The hard bit will be lobbying in DC and trying to convince Washington that the Hezbollah deal is a bargain, compared to what the group could have held out for – other more high profile ministries which certainly would have blown a fuse in the Pentagon, if handed to them. 

For Trump though it’s more likely he will show his prowess in Lebanon because he is a sore loser. 

Lebanon has veered towards Russia in recent years, geopolitically and its allies; recently Houthi and Iraqi Shia politicians were invited to Lebanon by Hezbollah much to the dismay of US advisers who looked on in aghast at the government in Beirut. 

Trump is likely to make a stand in Lebanon as he has already pulled funding of UNRWA (the Palestinian UN refugee organisation) and to Pakistan. Lebanon is the sixth largest recipient of US military aid—around 120 million dollars a year in hardware—and he might start here, goaded by Israeli leader Netanyahu who will argue that it is preposterous for Lebanon to have such equipment when its Hezbollah friendly president has said the Lebanese army will engage with Israel if it invades.  

On its own, it won’t be too big a deal, as Russia will no doubt help plug the gap (and has offered in the past to do so). The timing though couldn’t be worse as senators in DC recently approved tougher economic sanctions against Hezbollah and anyone supporting it in any way. But we shouldn’t be too pessimistic. 

The Khashoggi affair is making Trump nervous as he can see the media momentum it is encompassing and how all his messages on the Middle East have been misunderstood by media and the public.

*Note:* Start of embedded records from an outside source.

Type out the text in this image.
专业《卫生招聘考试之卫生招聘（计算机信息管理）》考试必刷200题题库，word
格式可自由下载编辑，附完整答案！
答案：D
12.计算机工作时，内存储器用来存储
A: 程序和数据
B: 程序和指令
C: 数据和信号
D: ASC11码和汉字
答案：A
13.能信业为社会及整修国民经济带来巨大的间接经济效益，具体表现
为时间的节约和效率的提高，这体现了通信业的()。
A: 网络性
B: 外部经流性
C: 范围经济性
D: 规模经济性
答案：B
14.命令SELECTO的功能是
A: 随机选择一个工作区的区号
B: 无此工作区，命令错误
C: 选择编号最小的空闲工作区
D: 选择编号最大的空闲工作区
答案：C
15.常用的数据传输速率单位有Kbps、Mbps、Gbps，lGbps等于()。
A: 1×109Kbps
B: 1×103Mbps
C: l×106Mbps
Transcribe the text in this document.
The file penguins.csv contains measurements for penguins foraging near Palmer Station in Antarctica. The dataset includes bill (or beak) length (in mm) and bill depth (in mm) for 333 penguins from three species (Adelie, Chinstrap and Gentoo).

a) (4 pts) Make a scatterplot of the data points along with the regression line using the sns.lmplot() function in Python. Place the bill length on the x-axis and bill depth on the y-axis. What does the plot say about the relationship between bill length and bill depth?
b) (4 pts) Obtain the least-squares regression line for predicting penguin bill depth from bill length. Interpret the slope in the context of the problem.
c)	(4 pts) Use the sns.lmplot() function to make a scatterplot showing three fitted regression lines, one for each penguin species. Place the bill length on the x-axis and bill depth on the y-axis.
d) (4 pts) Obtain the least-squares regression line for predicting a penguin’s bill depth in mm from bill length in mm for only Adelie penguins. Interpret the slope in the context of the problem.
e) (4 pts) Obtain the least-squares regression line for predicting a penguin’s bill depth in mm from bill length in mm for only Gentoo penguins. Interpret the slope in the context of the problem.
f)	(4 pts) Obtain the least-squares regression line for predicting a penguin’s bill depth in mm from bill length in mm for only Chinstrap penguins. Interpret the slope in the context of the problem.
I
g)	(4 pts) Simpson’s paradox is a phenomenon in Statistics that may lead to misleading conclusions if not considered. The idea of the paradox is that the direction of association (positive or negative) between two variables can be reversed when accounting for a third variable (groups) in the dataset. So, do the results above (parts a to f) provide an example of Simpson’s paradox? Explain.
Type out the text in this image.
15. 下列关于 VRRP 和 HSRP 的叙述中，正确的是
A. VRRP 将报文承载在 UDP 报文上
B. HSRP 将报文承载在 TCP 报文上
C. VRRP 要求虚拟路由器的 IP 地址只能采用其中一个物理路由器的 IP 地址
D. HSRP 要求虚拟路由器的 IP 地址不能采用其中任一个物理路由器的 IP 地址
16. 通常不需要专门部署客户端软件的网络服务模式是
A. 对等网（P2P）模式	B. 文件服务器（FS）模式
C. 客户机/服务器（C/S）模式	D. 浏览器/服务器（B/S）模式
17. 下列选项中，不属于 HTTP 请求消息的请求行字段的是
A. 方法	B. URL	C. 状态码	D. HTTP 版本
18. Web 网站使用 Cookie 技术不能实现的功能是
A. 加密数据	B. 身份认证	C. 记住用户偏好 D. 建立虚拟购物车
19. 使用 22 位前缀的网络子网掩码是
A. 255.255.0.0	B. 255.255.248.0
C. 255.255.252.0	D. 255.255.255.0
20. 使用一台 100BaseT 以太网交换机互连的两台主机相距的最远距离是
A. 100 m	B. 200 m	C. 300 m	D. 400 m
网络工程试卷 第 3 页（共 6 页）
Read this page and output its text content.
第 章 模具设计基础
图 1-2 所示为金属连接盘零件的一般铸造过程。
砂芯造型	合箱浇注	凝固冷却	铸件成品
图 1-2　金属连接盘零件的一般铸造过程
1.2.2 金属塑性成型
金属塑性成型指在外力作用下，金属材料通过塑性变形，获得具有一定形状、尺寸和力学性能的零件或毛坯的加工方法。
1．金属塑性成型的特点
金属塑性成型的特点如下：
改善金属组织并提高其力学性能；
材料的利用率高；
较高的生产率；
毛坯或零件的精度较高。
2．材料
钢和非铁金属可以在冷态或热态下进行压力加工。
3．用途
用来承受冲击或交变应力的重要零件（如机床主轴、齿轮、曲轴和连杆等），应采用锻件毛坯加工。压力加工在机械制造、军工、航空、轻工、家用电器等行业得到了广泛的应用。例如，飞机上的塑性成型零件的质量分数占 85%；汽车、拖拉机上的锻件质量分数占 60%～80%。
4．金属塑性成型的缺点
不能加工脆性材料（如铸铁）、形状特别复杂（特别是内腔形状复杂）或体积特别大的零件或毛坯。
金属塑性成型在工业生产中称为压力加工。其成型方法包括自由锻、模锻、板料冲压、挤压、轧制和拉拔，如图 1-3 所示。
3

He may well let sleeping dogs lie in Lebanon as he can at least sign off in the next few days the Hezbollah bill and tick the box. Most likely is that he will pull US aid to Lebanon’s hospitals leaving them looking to the EU to help.

Of course, if the Saudis go ahead with their retaliation plan against countries which might boycott their oil sales, this could even play into Lebanon's hands as this might dehumanise Riyadh and make US media question the Iran game more. 

It’s going to be really hard for Trump to move on his anti Iran agenda with the Saudi debacle taking all the news bandwidth though and his own judgement being drawn into question more and more. 

After the mid-terms in early November, Trump might even consider just getting out of the Middle East altogether, when he learns that it will only be a rod for his own back.